Where Are My Multi-Faith Groups When I Need Them Most?
“People are in so much pain, we just can’t talk to each other right now.”
“I don’t have the bandwidth now for any group except for my own.”
“My partner in this work just totally destroyed me with their vitriol.”
“I feel so alone and abandoned and isolated. People on the right and on the left won’t even acknowledge me and my viewpoint.”
These are just some of the comments I have heard recently from people who are really trying so hard … to maintain our connections to our brothers and sisters in our Multi-Faith world. Having had the experience of involvement in these circles around really challenging issues for decades, I am struck and pained about how much of this important work and the connections it has fostered has come to a screeching halt for too many of us at this critical juncture.
The anger has amped up, the positions people take have calcified to the point where they cannot listen to anyone who disagrees, stances have become monochromatic and uncompromising… and for those of us who are still trying, these are truly dark days. No matter how one looks at the situation involving Israel/Israelis and Palestine/Palestinians, what is going on is horrible and unsustainable. Too much death, too much destruction, too much loss of understanding and ability to converse. Wonderful organizations doing important work are struggling and if one is not totally on one side or the other, not bothering to see the humanity of all B’nai Adam, one is in a terribly lonely place. Listening to each other is happening less and less in THESE circles of dialogue and relationality that many have worked so long and hard to build up…. for moments just as this one! And we are all failing and wailing.
Just as we talk about “the day after” for Israelis and Palestinians, we must think about the day after for our Muslim, Christian, Jewish and other faith brothers and sisters. How will we rebuild relationships? How will those of us who have been vilified and hurt so deeply move past this rupture?
My amazing daughter Rachie who has also been so engaged in such conversations says, “Everyone is in so much pain. We just have to recognize we share being in pain and that may be as far as we can go.” I have tried that approach with one of my partners in this work and it did not work. So, do we just stop talking? Relating? Working together? That does not seem like a meaningful way to go for this Orthodox Jewish woman who loves Israel, wants and needs Israel to do much better, feels for Israelis, innocent Palestinians, and all who are suffering. I will actually be in Israel for several weeks beginning next Thursday and already have various experiences set up to continue my own work in sharing stories and seeing individuals as meaningful and important entities within this horrible situation in which that perspective is too often lost.

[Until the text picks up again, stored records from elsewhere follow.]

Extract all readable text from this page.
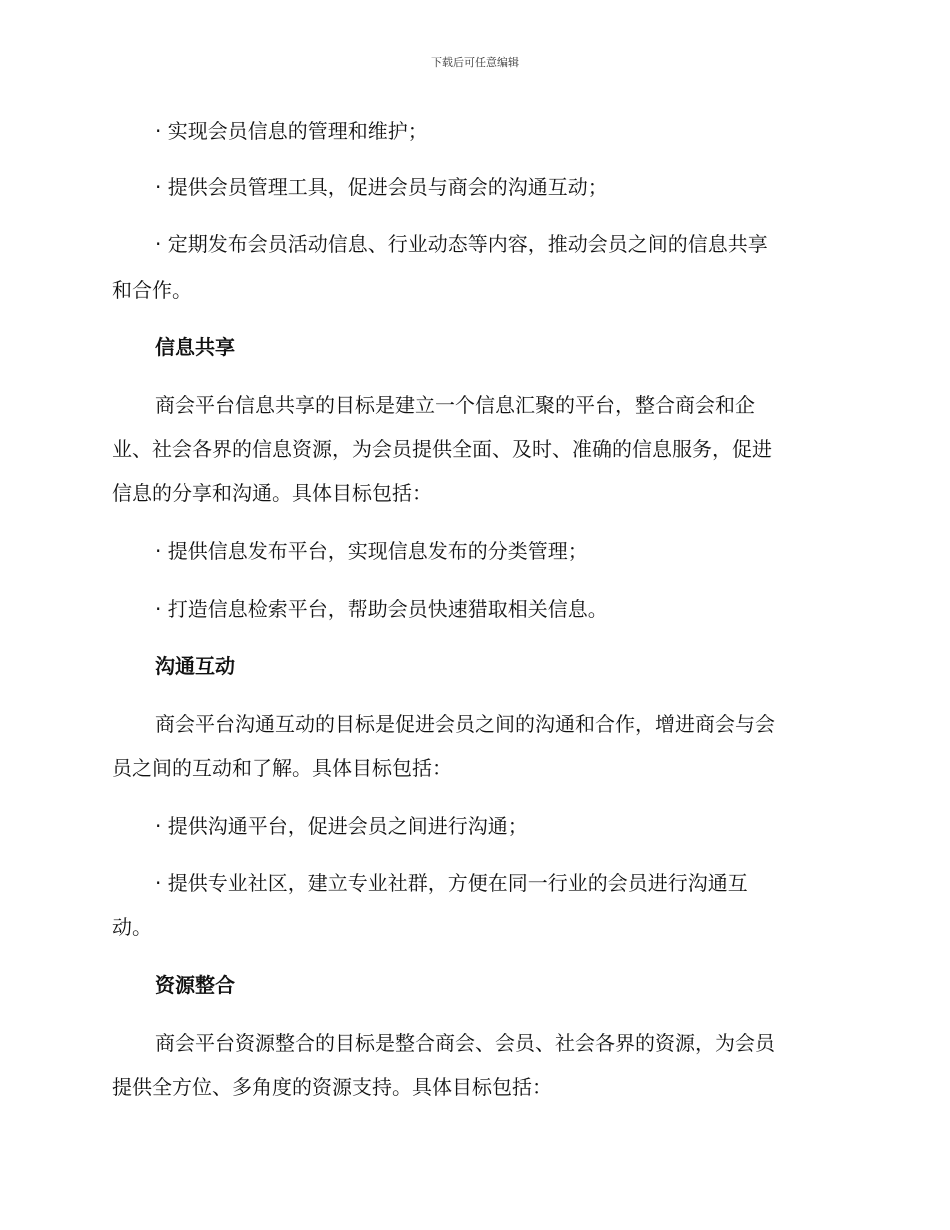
下载后可任意编辑
· 实现会员信息的管理和维护；
· 提供会员管理工具，促进会员与商会的沟通互动；
· 定期发布会员活动信息、行业动态等内容，推动会员之间的信息共享
和合作。
信息共享
商会平台信息共享的目标是建立一个信息汇聚的平台，整合商会和企
业、社会各界的信息资源，为会员提供全面、及时、准确的信息服务，促进
信息的分享和沟通。具体目标包括：
· 提供信息发布平台，实现信息发布的分类管理；
· 打造信息检索平台，帮助会员快速猎取相关信息。
沟通互动
商会平台沟通互动的目标是促进会员之间的沟通和合作，增进商会与会
员之间的互动和了解。具体目标包括：
· 提供沟通平台，促进会员之间进行沟通；
· 提供专业社区，建立专业社群，方便在同一行业的会员进行沟通互
动。
资源整合
商会平台资源整合的目标是整合商会、会员、社会各界的资源，为会员
提供全方位、多角度的资源支持。具体目标包括：
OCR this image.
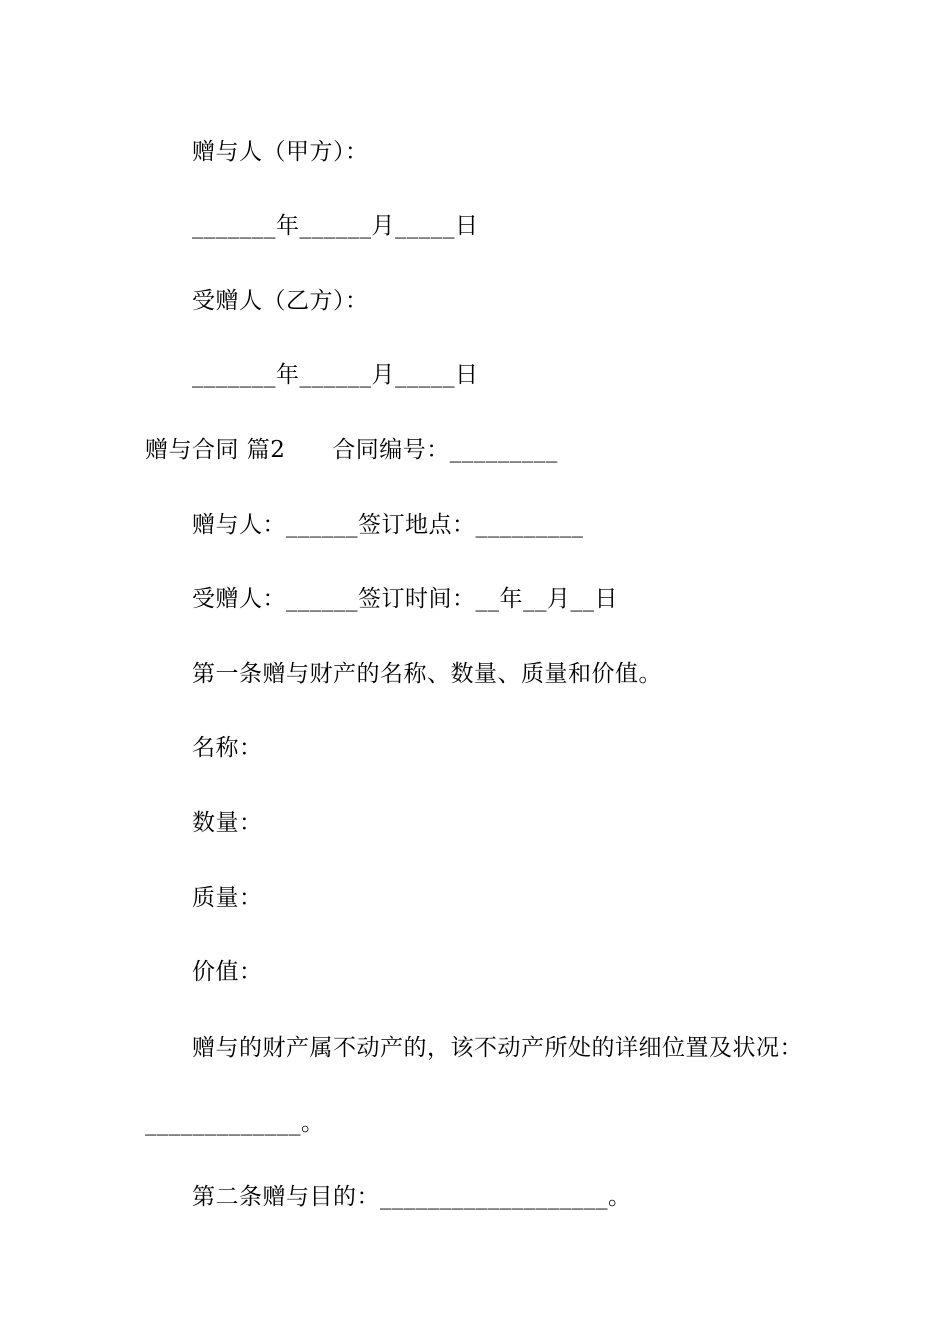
赠与人（甲方）：
_______年______月_____日
受赠人（乙方）：
_______年______月_____日
赠与合同 篇2      合同编号：_________
赠与人：______签订地点：_________
受赠人：______签订时间：__年__月__日
第一条赠与财产的名称、数量、质量和价值。
名称：
数量：
质量：
价值：
赠与的财产属不动产的，该不动产所处的详细位置及状况：
_____________。
第二条赠与目的：___________________。
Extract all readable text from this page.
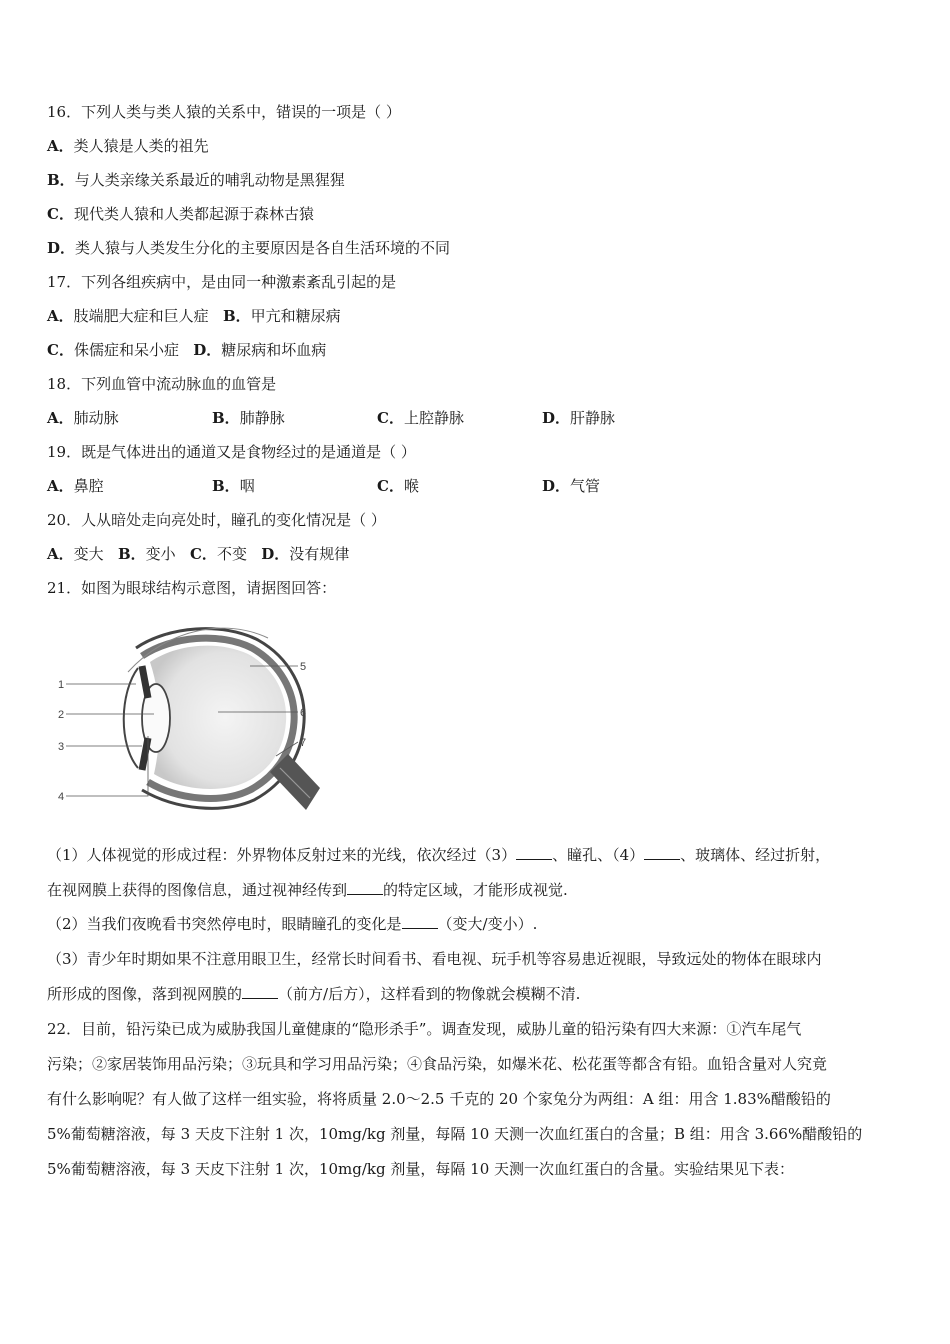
16．下列人类与类人猿的关系中，错误的一项是（ ）
A．类人猿是人类的祖先
B．与人类亲缘关系最近的哺乳动物是黑猩猩
C．现代类人猿和人类都起源于森林古猿
D．类人猿与人类发生分化的主要原因是各自生活环境的不同
17．下列各组疾病中，是由同一种激素紊乱引起的是
A．肢端肥大症和巨人症 B．甲亢和糖尿病
C．侏儒症和呆小症 D．糖尿病和坏血病
18．下列血管中流动脉血的血管是
A．肺动脉	B．肺静脉	C．上腔静脉	D．肝静脉
19．既是气体进出的通道又是食物经过的是通道是（ ）
A．鼻腔	B．咽	C．喉	D．气管
20．人从暗处走向亮处时，瞳孔的变化情况是（ ）
A．变大 B．变小 C．不变 D．没有规律
21．如图为眼球结构示意图，请据图回答：
1
2
3
4
5
6
7
（1）人体视觉的形成过程：外界物体反射过来的光线，依次经过（3） 、瞳孔、（4） 、玻璃体、经过折射，
在视网膜上获得的图像信息，通过视神经传到 的特定区域，才能形成视觉.
（2）当我们夜晚看书突然停电时，眼睛瞳孔的变化是 （变大/变小）.
（3）青少年时期如果不注意用眼卫生，经常长时间看书、看电视、玩手机等容易患近视眼，导致远处的物体在眼球内
所形成的图像，落到视网膜的 （前方/后方），这样看到的物像就会模糊不清.
22．目前，铅污染已成为威胁我国儿童健康的“隐形杀手”。调查发现，威胁儿童的铅污染有四大来源：①汽车尾气
污染；②家居装饰用品污染；③玩具和学习用品污染；④食品污染，如爆米花、松花蛋等都含有铅。血铅含量对人究竟
有什么影响呢？有人做了这样一组实验，将将质量 2.0～2.5 千克的 20 个家兔分为两组：A 组：用含 1.83%醋酸铅的
5%葡萄糖溶液，每 3 天皮下注射 1 次，10mg/kg 剂量，每隔 10 天测一次血红蛋白的含量；B 组：用含 3.66%醋酸铅的
5%葡萄糖溶液，每 3 天皮下注射 1 次，10mg/kg 剂量，每隔 10 天测一次血红蛋白的含量。实验结果见下表：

I am still trying to get past the roadblocks of halted conversations and pull on my decades of work in dialogue and facilitating challenging interactions to forge ahead and I will not abandon this important element of trying to continue to heal the fractures in our very broken world. I commit myself unconditionally to:
- Continue interaction with all who agree to share their story and listen to mine, even if and especially if they are from a completely different perspective and experience.
- Acknowledge that we are all in pain.
- Be very aware of my words, tone of my voice, body language, etc. and express openness to listening with every fiber of my being.
- Realize that inflammatory language and name calling MUST be off the table and I will not reduce myself to that no matter what others around me do.
- Simultaneously call out what must be called out and not reduce everything to some relative notion of moral equivalency.
- Agree to parameters of a given discussion or dialogue, clarify it is NOT a debate and articulate what issues are on the table and what is not.
- Come to every action with compassion, care and honesty, all appropriately tempered.
I DO think of the “day after” in my Multi-Faith work and want to thank my many partners in this work who are still standing with me in the middle, trying to see all sides of the situation and realize that on our shoulders is the responsibility of continuing to connect so WE can help others rebuild what is being compromised in these days and weeks.
With continued prayers for all who are suffering and with hope that we will be able to see and honor the humanity in each other.